Friday, October 03, 2008

The Little Lines

We watched the debate on CNN last night because I am fascinated by their viewer response graph.

I was skeptical of the idea during the first presidential debate but it turned out that the viewer responses were a dead-on indicator of where the polls went immediately in the days after. While the punditry wanted to call it for McCain, the graph didn't agree, and neither (as it turned out) did the rest of the public.

Last night I watched the graph very carefully and it looked to me like Palin fell flat quite often. She seemed to excel on the bread and butter issues, as did Biden... obviously that's very much on everyone's mind. As is the greed of Wall Street. As is energy, which is fortunate or unfortunate for Palin because "drill-baby-drill" barely registered a blip while talk of pioneering alternative energy went through the roof. Most of the time Palin opened her mouth on foreign policy the little lines returned to the middle. It seems folks are either tired of the old neo-con approaches or else they're wholly not buying that Palin knows what she's talking about.

After I got done with my post last night I tuned in to get the post-debate spin and was floored to find Fox News euphoric with her "win". Win? Whoa. Pat Buchanan on MSNBC was practically orgasmic, as was Roger Simon. I read this as perhaps relief that she didn't pull a Couric but c'mon... the secret was that she could recite her little cue cards without any follow up questions. She's still the same candidate she was last week. Gwen Ifill, for all of her supposedly being "in the tank" for Obama, certainly didn't bother to hold either candidate's feets to the fire. It was precisely what I thought it would be except Biden performed much better than I'd anticipated.

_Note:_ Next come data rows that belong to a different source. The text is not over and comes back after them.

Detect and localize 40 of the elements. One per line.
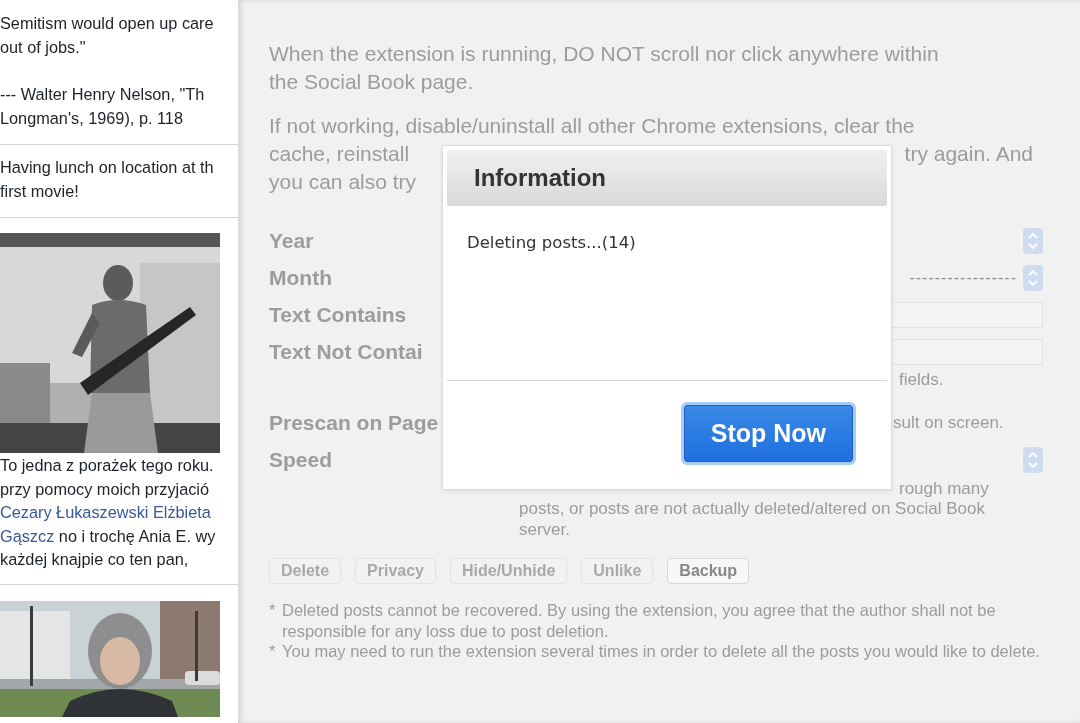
post-text-line: --- Walter Henry Nelson, "Th [0,84,206,105]
stop-button[interactable]: Stop Now [683,404,853,462]
hint-text: fields. [899,370,944,389]
hint-text: rough many [899,478,989,498]
post-text-line: Cezary Łukaszewski Elżbieta [0,502,212,523]
status-message: Deleting posts...(14) [467,233,636,252]
post-text-line: przy pomocy moich przyjació [0,478,210,500]
post-text-line: out of jobs." [0,36,87,58]
stepper-icon [1023,227,1043,254]
bullet-mark: * [269,641,277,662]
hint-text: posts, or posts are not actually deleted/altered on Social Book [519,499,985,518]
field-label: Speed [269,448,333,471]
post-text-line: Semitism would open up care [0,13,215,34]
hint-text: sult on screen. [893,413,1004,432]
stepper-icon [1023,447,1043,473]
instruction-text: you can also try [269,169,417,195]
hint-text: server. [519,519,571,539]
action-button[interactable]: Backup [667,558,750,584]
post-text-line: Having lunch on location at th [0,157,215,178]
post-text-line: Longman's, 1969), p. 118 [0,107,184,129]
field-label: Month [269,265,332,289]
field-label: Text Not Contai [269,339,423,363]
field-label: Text Contains [269,302,407,326]
select-field[interactable]: ----------------- [880,265,1043,290]
instruction-text: try again. And [904,141,1033,167]
field-label: Prescan on Page [269,411,439,434]
post-text-line: first movie! [0,180,80,202]
instruction-text: If not working, disable/uninstall all other Chrome extensions, clear the [269,113,915,139]
bullet-mark: * [269,600,277,621]
instruction-text: When the extension is running, DO NOT scroll nor click anywhere within [269,41,940,67]
field-label: Year [269,228,314,252]
post-text-line: To jedna z porażek tego roku. [0,455,215,476]
stepper-icon [1023,264,1043,291]
note-text: Deleted posts cannot be recovered. By using the extension, you agree that the author shall not be responsible for any loss due to post deletion. [282,600,997,641]
instruction-text: cache, reinstall [269,141,410,167]
instruction-text: the Social Book page. [269,69,475,95]
note-text: You may need to run the extension several times in order to delete all the posts you would like to delete. [282,641,1041,662]
post-text-line: Gąszcz no i trochę Ania E. wy [0,525,217,547]
dialog-title: Information [447,150,887,206]
post-text-line: każdej knajpie co ten pan, [0,549,190,570]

I do not understand what people think is so amazing about her. The convention speech that shot her to superstardom (which she then recited verbatim during the three weeks following) was akin to her just standing up and reading a script. A script designed to be sarcastic and partisan and rally the base, which it did. Not a bad introduction, but where's the rest? It's ridiculous. And now she's announced she's going to bypass the mainstream media by going "directly to the people" via speeches? All that means is more scripted speeches and no follow up questions. I hope people realize that.

The instant CBS and CNN polls seem to agree with the little graph lines... Biden won handily among undecideds. I think that's because Palin was pretty clearly reciting rehearsed answers, limiting her ability to engage effectively with rebuttals. She was also extremely condescending with her little folksy-isms. I'm not from a "big city" and I don't know anyone -- not even from the small mid-state cities I'm familiar with -- who would speak like that. It was such an obvious, cynical ploy that I found it very off-putting.

I am relieved beyond belief that "the middle" seems to have learned the lesson I was praying they'd learn from Bush, that the guy you most want to have a beer with is not necessarily going to make the best leader. They're not falling so easily for Ms Congeniality this time. I've held a very negative opinion of the shallowness of American voters after 2004 but it seems they've finally internalized the lessons of the past eight years. Sure, the far right is ecstatic to have someone who is "just like them" (oh, yay!) but everyone else seems to be ok with someone who is just right for the times.